This month marked a huge milestone for Fetchnotes, the startup I first began working on in January. It’s probably the biggest milestone a startup of our stage can have — we shipped the product. To real people.
Granted, it’s limted, and it’s a beta. But there are real people using it! We have over 160 registered users and we’re starting to gather great feedback. *cue shameless cheerleading*
In the run-up to release, a curious hesitation to pull the trigger and send out invites arose. I kept coming up with all sorts of excuses for why I wasn’t sending it to more of our extended network — the VCs, entrepreneurs, early-vangelists, friends and mentors who gave us the feedback and advice we needed to get us to where we are today. I reasoned that I’ve been talking about Fetchnotes and the problems we’re solving for so long that I simplycan’t send it out to them before we have X-feature or before Y page looks more polished. What if they think it looks bad? What if it doesn’t work? Worse, what if, despite months of talking to customers and confirming the need, they just thought it wasn’t useful?
And that’s to the people we actually know. If I didn’t have Chase and the rest of the team (rightly) pushing to get invites out to real users quicker, I’d probably still be making excuses. First, I said that as soon as we have the web app done I’ll start sending it out en masse. Then the web app’s core functionality was done and I said, well, we really need to have the texting integration for people to find it useful. Then that was working and I said, well, we really need to have that page look better. Come to think of it, we really should have our sharing features built in too.
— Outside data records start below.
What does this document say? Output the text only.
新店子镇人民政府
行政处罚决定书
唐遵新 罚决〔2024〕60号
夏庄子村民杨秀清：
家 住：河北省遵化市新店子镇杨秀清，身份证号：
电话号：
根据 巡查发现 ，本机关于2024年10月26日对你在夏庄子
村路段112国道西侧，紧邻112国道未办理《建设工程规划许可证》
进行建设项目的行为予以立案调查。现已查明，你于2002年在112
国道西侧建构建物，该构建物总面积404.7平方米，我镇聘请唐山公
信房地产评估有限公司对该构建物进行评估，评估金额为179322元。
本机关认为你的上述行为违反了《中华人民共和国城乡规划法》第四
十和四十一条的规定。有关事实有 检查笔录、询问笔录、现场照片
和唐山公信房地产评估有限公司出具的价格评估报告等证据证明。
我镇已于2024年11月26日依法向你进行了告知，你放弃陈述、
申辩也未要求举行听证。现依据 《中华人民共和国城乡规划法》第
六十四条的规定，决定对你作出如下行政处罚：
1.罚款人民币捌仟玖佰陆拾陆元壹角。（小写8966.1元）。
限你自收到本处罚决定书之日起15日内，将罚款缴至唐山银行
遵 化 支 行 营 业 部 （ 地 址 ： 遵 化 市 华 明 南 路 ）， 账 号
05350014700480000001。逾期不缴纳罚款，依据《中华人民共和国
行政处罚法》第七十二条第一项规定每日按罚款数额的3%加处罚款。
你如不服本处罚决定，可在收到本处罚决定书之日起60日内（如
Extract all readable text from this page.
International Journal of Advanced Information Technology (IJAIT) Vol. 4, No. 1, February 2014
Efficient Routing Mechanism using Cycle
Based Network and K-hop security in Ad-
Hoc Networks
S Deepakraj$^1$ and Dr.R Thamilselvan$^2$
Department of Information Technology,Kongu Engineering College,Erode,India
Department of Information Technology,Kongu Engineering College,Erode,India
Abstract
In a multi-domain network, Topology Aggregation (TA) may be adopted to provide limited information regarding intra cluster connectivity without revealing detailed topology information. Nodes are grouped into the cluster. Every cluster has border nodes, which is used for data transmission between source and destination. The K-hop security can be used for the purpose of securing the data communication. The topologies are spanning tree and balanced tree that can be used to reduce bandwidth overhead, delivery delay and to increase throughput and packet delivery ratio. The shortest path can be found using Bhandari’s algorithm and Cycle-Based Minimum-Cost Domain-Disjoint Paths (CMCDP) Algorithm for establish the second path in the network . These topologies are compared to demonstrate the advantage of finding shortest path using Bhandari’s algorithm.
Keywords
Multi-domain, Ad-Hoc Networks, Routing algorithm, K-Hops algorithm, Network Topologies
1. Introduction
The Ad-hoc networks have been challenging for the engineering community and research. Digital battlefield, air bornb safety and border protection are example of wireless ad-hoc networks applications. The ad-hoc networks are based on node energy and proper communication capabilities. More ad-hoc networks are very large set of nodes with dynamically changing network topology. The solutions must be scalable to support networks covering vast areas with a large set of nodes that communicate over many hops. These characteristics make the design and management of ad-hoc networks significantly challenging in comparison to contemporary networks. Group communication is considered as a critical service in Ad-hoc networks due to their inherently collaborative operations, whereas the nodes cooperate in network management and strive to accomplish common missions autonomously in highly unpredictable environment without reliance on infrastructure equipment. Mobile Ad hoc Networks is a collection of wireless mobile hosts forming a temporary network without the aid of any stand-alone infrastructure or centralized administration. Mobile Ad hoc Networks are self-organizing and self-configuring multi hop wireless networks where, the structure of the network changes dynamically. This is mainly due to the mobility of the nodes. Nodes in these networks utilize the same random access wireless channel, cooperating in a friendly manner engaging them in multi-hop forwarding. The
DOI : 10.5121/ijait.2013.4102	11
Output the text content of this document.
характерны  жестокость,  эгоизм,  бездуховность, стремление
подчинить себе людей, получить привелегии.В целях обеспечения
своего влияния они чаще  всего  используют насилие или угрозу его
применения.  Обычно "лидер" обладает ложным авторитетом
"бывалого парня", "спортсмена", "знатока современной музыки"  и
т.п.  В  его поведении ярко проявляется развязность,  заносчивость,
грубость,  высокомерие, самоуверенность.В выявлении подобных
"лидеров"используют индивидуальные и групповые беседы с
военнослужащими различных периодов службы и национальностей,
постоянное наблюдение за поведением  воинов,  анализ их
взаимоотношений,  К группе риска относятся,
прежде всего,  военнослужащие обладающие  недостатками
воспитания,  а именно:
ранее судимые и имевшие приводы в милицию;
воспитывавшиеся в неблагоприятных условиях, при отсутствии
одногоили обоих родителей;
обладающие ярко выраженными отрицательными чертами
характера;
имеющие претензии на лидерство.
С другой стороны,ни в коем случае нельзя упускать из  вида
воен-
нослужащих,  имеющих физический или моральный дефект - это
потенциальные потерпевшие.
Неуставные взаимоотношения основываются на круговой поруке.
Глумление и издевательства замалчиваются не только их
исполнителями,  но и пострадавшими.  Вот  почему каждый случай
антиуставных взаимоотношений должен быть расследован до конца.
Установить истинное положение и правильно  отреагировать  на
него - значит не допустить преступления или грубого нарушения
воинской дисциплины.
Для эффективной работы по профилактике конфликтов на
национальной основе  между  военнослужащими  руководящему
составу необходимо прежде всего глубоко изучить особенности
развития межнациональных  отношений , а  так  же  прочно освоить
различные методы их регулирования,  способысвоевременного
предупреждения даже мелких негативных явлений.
You can see where this is going. If you keep waiting for things to be just right, you’ll never release. This is very common wisdom among seasoned entrepreneurs, but no matter how many times you hear it as a first-timer that trigger-shyness only grows as you get closer to a “shippable” product. You need to resist the urge and kill it before you allow perfectionism to pervade your thinking.
Perfectionism is rarely thought of as a negative thing, but in tech startups it can be deadly. I once heard an entrepreneur say, “If you leave your release date up to your engineers, you’ll never release.” But the Fetchnotes engineers have been the ones that kept on asking me, “How many people have you sent invites to? What are they saying?” I was the problem.
So after I shamefully pushed back the goal posts a few times, we set a firm feature anchor for our release date. As soon as I can text in my notes, invites are going out. This gave me something tangible that I couldn’t say “but wait…” to. Then we got texting, and off the invites went.
There wasn’t a catastrophe. No one wrote us angry emails because the design wasn’t quite right. The server didn’t start eating everyone’s notes. There weren’t any random explosions of argument between team members about long-settled issues. Everything went just fine.
In fact, everything was better than fine. Dozens of people went out of their way to say how much they loved the UI and design. “Clean and simple” was the theme that carried the day. We’re still building in a better way to track how much people are really using it, but the early indicators are positive. We’ve got a long way to go, but we’re on the right track.
No, not everything worked flawlessly. There were bugs. There were a few suggestions that seem so ridiculously obvious in hindsight that I have no idea how we didn’t think of them in the first place. That’s because there are certain things that can only be uncovered by people outside your organization. There’s a big difference between how an entrepreneur uses his or her own product and how a customer does.
To all the entrepreneurs still stranded in Product-Developmentland, set a firm feature anchor to your release date. Ask yourself, “What is one feature that will make our product differentiated enough to get someone’s interest?” When that feature is done, it’s time to end your “friends and family testing” and ship it to real people. And to the rest of the Fetchnotes crew, thanks for keeping your CEO in line.